A ball is set in motion at P on a frictionless surface. It moves up slope PQ, along the horizontal surface QR and finally descends slope RS.

Question 24

A ball is set in motion at P on a frictionless surface. It moves up slope PQ, along the horizontal surface QR and finally descends slope RS.

Which graph could represent the variation with time t of the ball’s speed v as the ball moves from P to S?

Reference: Past Exam Paper – June 2017 Paper 12 Q6

Solution:

Answer: A.

The ball moves on a frictionless surface. That is, no frictional force acts on the ball and thus, no energy is wasted against friction.
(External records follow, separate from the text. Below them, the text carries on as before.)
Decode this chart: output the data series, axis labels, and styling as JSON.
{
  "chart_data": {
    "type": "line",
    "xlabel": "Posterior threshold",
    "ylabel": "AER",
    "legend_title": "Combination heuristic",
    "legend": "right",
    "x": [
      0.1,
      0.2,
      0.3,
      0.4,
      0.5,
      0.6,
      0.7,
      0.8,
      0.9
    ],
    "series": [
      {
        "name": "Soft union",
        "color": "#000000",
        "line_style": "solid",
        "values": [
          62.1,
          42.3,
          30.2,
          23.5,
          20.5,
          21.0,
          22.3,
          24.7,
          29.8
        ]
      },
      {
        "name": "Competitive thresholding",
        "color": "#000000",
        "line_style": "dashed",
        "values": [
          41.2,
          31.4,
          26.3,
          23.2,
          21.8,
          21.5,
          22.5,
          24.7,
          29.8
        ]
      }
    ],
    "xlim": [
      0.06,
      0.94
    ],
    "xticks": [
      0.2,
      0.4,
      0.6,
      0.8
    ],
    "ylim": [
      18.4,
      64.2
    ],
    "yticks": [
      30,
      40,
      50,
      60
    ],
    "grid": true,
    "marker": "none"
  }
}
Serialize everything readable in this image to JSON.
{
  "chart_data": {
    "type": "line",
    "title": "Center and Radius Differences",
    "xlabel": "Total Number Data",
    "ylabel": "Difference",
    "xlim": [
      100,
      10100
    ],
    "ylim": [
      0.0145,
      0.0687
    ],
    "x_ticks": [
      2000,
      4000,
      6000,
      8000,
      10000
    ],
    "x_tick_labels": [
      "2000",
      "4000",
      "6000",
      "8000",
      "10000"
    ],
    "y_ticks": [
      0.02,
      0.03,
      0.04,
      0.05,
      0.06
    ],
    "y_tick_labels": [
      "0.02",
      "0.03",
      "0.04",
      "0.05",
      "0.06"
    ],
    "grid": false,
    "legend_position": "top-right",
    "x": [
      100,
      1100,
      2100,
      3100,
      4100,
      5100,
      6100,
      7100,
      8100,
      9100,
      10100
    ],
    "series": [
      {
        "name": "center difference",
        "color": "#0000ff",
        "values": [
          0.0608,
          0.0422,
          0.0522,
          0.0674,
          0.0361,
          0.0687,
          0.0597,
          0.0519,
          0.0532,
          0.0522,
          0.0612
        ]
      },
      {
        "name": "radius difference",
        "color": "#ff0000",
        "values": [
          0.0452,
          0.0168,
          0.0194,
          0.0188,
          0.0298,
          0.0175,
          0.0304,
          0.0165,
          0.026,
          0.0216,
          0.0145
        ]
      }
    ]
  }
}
From P to Q, the ball can be considered to have 2 components: a horizontal component and a vertical component.

The horizontal component remains unaffected (as there is no friction) while the vertical component is affected by the acceleration due to gravity which is downwards.

From P to Q, the vertical component of speed is upwards while the acceleration due to gravity g is downwards. This causes the speed of the ball to decrease. Since g is constant, the decrease in speed is also uniform [gradient is constant – a straight line in the graph]. [D is incorrect]

From Q to R, the ball moves horizontally. It does not have a vertical component. Since the horizontal component is constant, the speed is also constant from Q to R. [B is incorrect]

From R to S, the vertical component is downward and g is also downward. So, the speed increases uniformly.

In terms of energy,

From P to Q, KE - - > GPE    (KE and speed decrease)

From Q to R, GPE remains constant (constant height – KE and v does not change)

From R to S, GPE - - > KE    (KE and speed increase)

 

Since S is at the same level as P. the GPE is the same. And thus, the KE is also the same as before (and so, speed is also the same as before). So, because the ball ends up at the original level, it cannot be travelling faster at the end than it was travelling at the start. [C is incorrect].